My question is how to work this out and how to get the Centre of Gravity so that I can accurately calculate the distribution between different skates?

I have attached an image of the arrangement for reference.

It would be great if someone can assist with this.

Kind Regards,

 

[desertfox]

Hi Aytacogulu

In order to do this you would need to know where the centre of gravity is currently or have a reasonable estimate of its position, do you have that information?

“Do not worry about your problems with mathematics, I assure you mine are far greater.” Albert Einstein

 

[Aytacoglu]

Hi Desrtfox,

No I do not know the centre of gravity and that's what I am looking to calculate using the position of these skates. I do have the exact position of the skates.

 

[SWComposites]

Assuming the cg of the transformer is in the center of it, just conservatively assume the front single skate sees 50% of the total load.

 

[Enable]

Isn't this little guy the CG (pretty close to center but somewhat offset towards the front)?

 

[desertfox]

Sadly without the centre of gravity of the device you wouldn’t be able to calculate the loads on the skates. However I notice that there is a red and black circle within the drawing you show which looks like the symbol for the centre of gravity unless you have marked that on?
If I make the assumption that the centre of gravity is in the centre of the 2456 dimension then the 11tons divides by 2 and would equal 5.5 tons back and front, so now looking at the two skates at the back where the 1021 dimension is, then the 5.5 tons to the rear would each have 2.75 tons on each rear skid.
That’s making the assumption on the centre of gravity being dead central in length and width of the device, I have made that assumption based on looking at the drawing that everything seems symmetrical in side and front elevations, if that isn’t the case then the skids will have different loadings. Best I can do given the information.

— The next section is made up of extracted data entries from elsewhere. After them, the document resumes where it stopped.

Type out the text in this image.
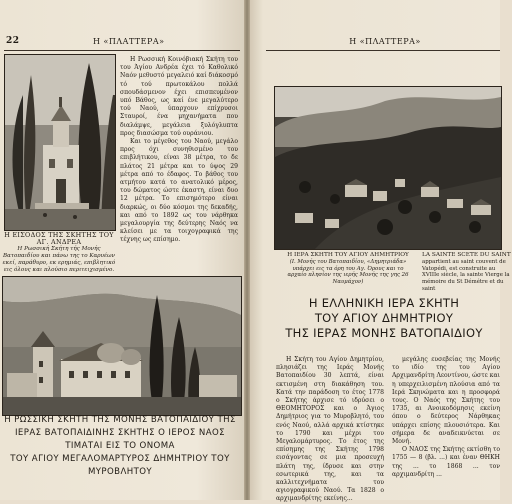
22	Η «ΠΛΑΤΤΕΡΑ»
Η ΕΙΣΟΔΟΣ ΤΗΣ ΣΚΗΤΗΣ ΤΟΥ ΑΓ. ΑΝΔΡΕΑ
Η Ρωσσική Σκήτη τής Μονής Βατοπαιδίου και πάνω της το Καρυέων εκεί, παράθυρο, εκ ερημιάς, επιβλητικό εις όλους και πλούσιο περιτειχισμένο.

Η Ρωσσική Κοινόβιακή Σκήτη του του Άγίου Ανδρέα έχει τό Καθολικό Ναόν μεθυστό μεγαλειό καί διάκοσμό τό τού πρωτοκάλου πολλά σπουδάσμενον έχει επισπευμένον υπό Βάθος, ως καί ένε μεγαλύτερο τού Ναού, ύπαρχουν επίχρυσοι Σταυροί, ένα μηχανήματα που διαλάμψε, μεγάλεια ξυλόγλυπτα προς διασώσμα τού ουράνιου.

Και το μέγεθος του Ναού, μεγάλο προς όχι συνηθισμένο του επιβλήτικου, είναι 38 μέτρα, το δε πλάτος 21 μέτρα και το ύψος 29 μέτρα από το έδαφος. Το βάθος του ατμήτου κατά το ανατολικό μέρος, του δώματος ώστε έκαστη, είναι δυο 12 μέτρα. Το επισημότερο είναι διαρκώς, οι δύο κόσμοι της δεκαδής, και από το 1892 ως του νάρθηκα μεγαλουργία της δεύτερης Ναός να κλείσει με τα τοιχογραφικά της τέχνης ως επίσημο.

Η ΡΩΣΣΙΚΗ ΣΚΗΤΗ ΤΗΣ ΜΟΝΗΣ ΒΑΤΟΠΑΙΔΙΟΥ ΤΗΣ ΙΕΡΑΣ ΒΑΤΟΠΑΙΔΙΝΗΣ ΣΚΗΤΗΣ Ο ΙΕΡΟΣ ΝΑΟΣ ΤΙΜΑΤΑΙ ΕΙΣ ΤΟ ΟΝΟΜΑ
ΤΟΥ ΑΓΙΟΥ ΜΕΓΑΛΟΜΑΡΤΥΡΟΣ ΔΗΜΗΤΡΙΟΥ ΤΟΥ ΜΥΡΟΒΛΗΤΟΥ
Η «ΠΛΑΤΤΕΡΑ»
Η ΙΕΡΑ ΣΚΗΤΗ ΤΟΥ ΑΓΙΟΥ ΔΗΜΗΤΡΙΟΥ
(Ι. Μονής του Βατοπαιδίου, «Δημητριάδα» υπάρχει εις τα όρη του Αγ. Όρους και το αρχαίο πλησίον της ιερής Μονής της γης 26 Ναυμάχον)
LA SAINTE SCETE DU SAINT
appartient au saint couvent de Vatopédi, est construite au XVIIIe siècle, la sainte Vierge la mémoire du St Démétre et du saint
Η ΕΛΛΗΝΙΚΗ ΙΕΡΑ ΣΚΗΤΗ
ΤΟΥ ΑΓΙΟΥ ΔΗΜΗΤΡΙΟΥ
ΤΗΣ ΙΕΡΑΣ ΜΟΝΗΣ ΒΑΤΟΠΑΙΔΙΟΥ

Η Σκήτη του Αγίου Δημητρίου, πλησιάζει της Ιεράς Μονής Βατοπαιδίου 30 λεπτά, είναι εκτισμένη στη διακάθηση του. Κατά την παράδοση το έτος 1778 ο Σκήτης άρχισε τό ιδρύσει ο ΘΕΟΜΗΤΟΡΟΣ και ο Άγιος Δημήτριος για το Μυροβλητό, του ενός Ναού, αλλά αρχικά κτίστηκε το 1790 και μέχρι του Μεγαλομάρτυρος. Το έτος της επίσημης της Σκήτης 1798 εισάγοντας σε μια προσευχή πλάτη της, ίδρυσε και στην εσωτερικά της, και τα καλλιτεχνήματα του αγιογραφικού Ναού. Τα 1828 ο αρχιμανδρίτης εκείνης...

μεγάλης ευσεβείας της Μονής το ιδίο της του Αγίου Αρχιμανδρίτη Λεοντίνου, ώστε και η υπερχειλισμένη πλούσια από τα Ιερά Σκηνώματα και η προσφορά τους. Ο Ναός της Σκήτης του 1735, αι Ανοικοδόμησις εκείνη όπου ο δεύτερος Νάρθηκας υπάρχει επίσης πλουσιότερα. Και σήμερα δε αναδεικνύεται σε Μονή.

Ο ΝΑΟΣ της Σκήτης εκτίσθη το 1755 — 8 (βλ. ...) και έναν ΘΗΚΗ της ... το 1868 ... τον αρχιμανδρίτη ...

“Do not worry about your problems with mathematics, I assure you mine are far greater.” Albert Einstein

 

[human909]

IMO play it safe. Forget COM games, use 4 skates and make conservative assumptions.

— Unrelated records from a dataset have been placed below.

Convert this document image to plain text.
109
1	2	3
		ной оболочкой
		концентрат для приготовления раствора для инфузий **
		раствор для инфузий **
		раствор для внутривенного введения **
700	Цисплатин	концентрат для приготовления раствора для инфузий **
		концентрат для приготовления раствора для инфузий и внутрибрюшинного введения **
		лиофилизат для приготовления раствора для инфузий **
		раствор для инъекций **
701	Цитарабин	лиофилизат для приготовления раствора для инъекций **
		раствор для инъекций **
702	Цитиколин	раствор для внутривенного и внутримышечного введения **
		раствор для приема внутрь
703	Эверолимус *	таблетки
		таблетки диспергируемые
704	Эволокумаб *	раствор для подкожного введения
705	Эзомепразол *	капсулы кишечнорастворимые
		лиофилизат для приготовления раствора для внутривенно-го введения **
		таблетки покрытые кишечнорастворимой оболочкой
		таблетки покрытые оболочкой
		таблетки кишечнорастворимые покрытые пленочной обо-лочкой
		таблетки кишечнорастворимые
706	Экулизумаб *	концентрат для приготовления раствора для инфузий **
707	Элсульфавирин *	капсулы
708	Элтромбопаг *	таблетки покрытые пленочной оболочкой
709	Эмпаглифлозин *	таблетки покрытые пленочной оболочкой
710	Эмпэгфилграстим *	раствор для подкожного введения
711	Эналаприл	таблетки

I recently did this with a 17T machine across an elevated steel deck flooring. For stability 4 skates were used and it was conservatively assumed that half the load 8.5T could end up on one skate.

Additional floor joists were added at 12mm steel plate was added everywhere that would be used as a rolling area for the skates. Rather than an operator assisted trolley, chain blocks were used to move the item. Sure it was slower but it was effective. The whole operation of removing one 11T item and replacing it with a 17T item was expected to take two days but we got it done in one. Which was great considering we needed to pay for a 250T crane to site.